Alternatives Considered

  • Q1 — 4-commit collapsed cadence: combine bootstrap primitives + figures + scripts. Rejected because: harder to revert atomically per Phase 2/3 lessons; user ratified 6-commit.
  • Q2 — block on canonical runs: wait for make headline-* to complete before starting Phase 4. Rejected because: indefinite operator-availability stall; loses parallel-track shipping discipline that worked in Phase 3.
  • Q3 — conditional emission: only emit block-bootstrap when cv_clt_CI half-width exceeds threshold. Rejected because: loses audit-trail completeness; A-008 flag becomes data-dependent in a way that complicates the methodology spoke.
  • Q4 — headline-only MDE: compute MDE only on WRITEUP headline table cells (~20). Rejected because: misses ADR-006 contract on “every reported CI”; would need ADR amendment.
  • Q5 — defer LLM-rater audit (original recommendation): ship scripts/audit_reference_scorers.py skeleton only; re-evaluate post-Phase-4. User-overridden: user explicitly chose include-now citing value of front-loading the audit.
  • Q6 — full matplotlib throughout (initial recommendation): hand-roll all 7 figures.

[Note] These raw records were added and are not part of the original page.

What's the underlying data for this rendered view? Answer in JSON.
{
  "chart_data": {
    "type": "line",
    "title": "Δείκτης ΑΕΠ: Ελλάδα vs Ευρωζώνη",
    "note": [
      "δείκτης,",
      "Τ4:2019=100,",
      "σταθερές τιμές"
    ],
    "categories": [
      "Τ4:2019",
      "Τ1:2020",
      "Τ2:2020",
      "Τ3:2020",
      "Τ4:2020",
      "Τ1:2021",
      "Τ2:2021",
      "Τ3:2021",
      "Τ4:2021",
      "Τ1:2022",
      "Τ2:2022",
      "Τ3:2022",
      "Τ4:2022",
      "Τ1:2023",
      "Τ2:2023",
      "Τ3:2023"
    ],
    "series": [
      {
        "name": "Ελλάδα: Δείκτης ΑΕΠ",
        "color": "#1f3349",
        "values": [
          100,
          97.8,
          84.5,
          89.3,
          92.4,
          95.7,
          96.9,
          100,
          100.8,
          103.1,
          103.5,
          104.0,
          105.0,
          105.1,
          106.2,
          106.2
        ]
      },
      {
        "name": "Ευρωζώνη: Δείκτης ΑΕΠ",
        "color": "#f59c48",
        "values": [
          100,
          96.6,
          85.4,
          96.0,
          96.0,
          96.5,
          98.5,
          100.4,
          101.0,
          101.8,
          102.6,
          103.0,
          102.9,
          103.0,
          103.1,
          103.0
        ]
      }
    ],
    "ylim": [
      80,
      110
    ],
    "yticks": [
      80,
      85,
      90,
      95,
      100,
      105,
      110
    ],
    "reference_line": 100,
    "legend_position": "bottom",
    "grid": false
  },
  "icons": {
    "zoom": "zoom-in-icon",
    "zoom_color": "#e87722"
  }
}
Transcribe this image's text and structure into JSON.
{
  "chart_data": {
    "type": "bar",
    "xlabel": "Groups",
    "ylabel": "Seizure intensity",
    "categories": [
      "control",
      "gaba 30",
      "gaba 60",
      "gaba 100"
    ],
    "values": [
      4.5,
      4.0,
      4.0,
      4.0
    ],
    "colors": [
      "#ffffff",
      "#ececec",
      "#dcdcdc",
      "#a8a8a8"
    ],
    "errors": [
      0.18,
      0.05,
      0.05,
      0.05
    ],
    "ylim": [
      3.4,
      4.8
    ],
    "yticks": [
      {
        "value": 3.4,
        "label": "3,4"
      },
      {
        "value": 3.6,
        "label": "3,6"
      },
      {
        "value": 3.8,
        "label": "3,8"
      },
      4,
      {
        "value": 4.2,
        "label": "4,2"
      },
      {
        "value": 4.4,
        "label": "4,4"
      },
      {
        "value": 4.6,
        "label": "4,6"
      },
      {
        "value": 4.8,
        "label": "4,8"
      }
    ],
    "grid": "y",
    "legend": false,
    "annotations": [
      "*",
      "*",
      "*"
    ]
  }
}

Rejected after walkthrough Q6 user-reaffirmation: violates project-wide library-first invariant. Revised to library-first hybrid; 4 upstream gaps filed before any glue ships.
  • Q7 — interleave Phase 5 prep in Commit 6: add Quarto + index.qmd scaffolding to Phase 4 close. Rejected because: muddies phase-gate; ADR-038 phase-tailoring lock applies; rehearsal tag naturally fires after Phase 4 close per ADR-033.
  • Q7 — full Phase 4+5 fusion: collapse Phase 4 + Phase 5 into one extended cycle. Rejected per ADR-038 phase-tailoring lock — “Phase 3+4 collapse is rejected since Phase 4 carries first-class statistical-inference work that deserves its own phase-gate discipline”.

References

  • decisions/ADR-006-headline-metrics-and-statistical-apparatus.md — MDE-on-every-CI source
  • decisions/ADR-018-reference-scorer-slate-and-contamination-stratification.md — 4 reference rungs source
  • decisions/ADR-020-compute-infrastructure-and-cost-discipline.md — Q5 cost-cap-gated interactive approval source
  • decisions/ADR-021-eval-slate-aggregation-and-recall-fpr-pinpoints.md — 5-slice OOD slate source
  • decisions/ADR-022-statistical-inference-apparatus.md — bootstrap apparatus source
  • decisions/ADR-023-calibration-battery-and-interventions.md — F4 reliability source
  • decisions/ADR-024-cross-fold-ci-methodology.md — Q3 cv_clt_ci + A-008 source
  • decisions/ADR-025-dual-policy-threshold-characterization.md — F7 dual-policy source
  • decisions/ADR-031-reviewer-reading-paths-quarto-site-entry.md — WRITEUP spoke structure
  • decisions/ADR-033-github-release-strategy-rehearsal-plus-submission.md — v0.9.0-rc1 rehearsal tag source
  • decisions/ADR-038-phase-tailoring-light-roadmap-edits.md — Q7 phase-tailoring lock
  • decisions/ADR-045-phase-3-evaluation-implementation-bundle.md — Phase 3 precedent + Q6 full-pairwise persistence
  • decisions/ADR-047-phase-1-library-first-carryforward-refactor.md — Phase 1 carryforward refactor (closed immediately before this ADR)
  • decisions/library_imports.md — library-first discipline ledger (expanded post-Phase-4 commits)
  • decisions/upstream_issues.md — upstream gaps ledger (entries #14-19)
  • https://github.com/brandon-behring/eval-toolkit/issues/14plot_roc_curve PR candidate (F2)
  • https://github.com/brandon-behring/eval-toolkit/issues/15plot_pareto_frontier (F1)
  • https://github.com/brandon-behring/eval-toolkit/issues/16plot_slice_metric_heatmap (F5)
  • https://github.com/brandon-behring/eval-toolkit/issues/17paired_bootstrap_diff n_jobs kwarg

Transcript

See transcripts/2026-05-16__phase-4-entry-plus-phase-1-library-first-refactor.md for the conversation that led to this decision (Phase 4 walkthrough Q1-Q7 + Q5 user override + Q6 library-first reaffirmation + ADR-047 carryforward refactor; saved 2026-05-16 mid-session per the save-transcripts-at-major-milestones discipline).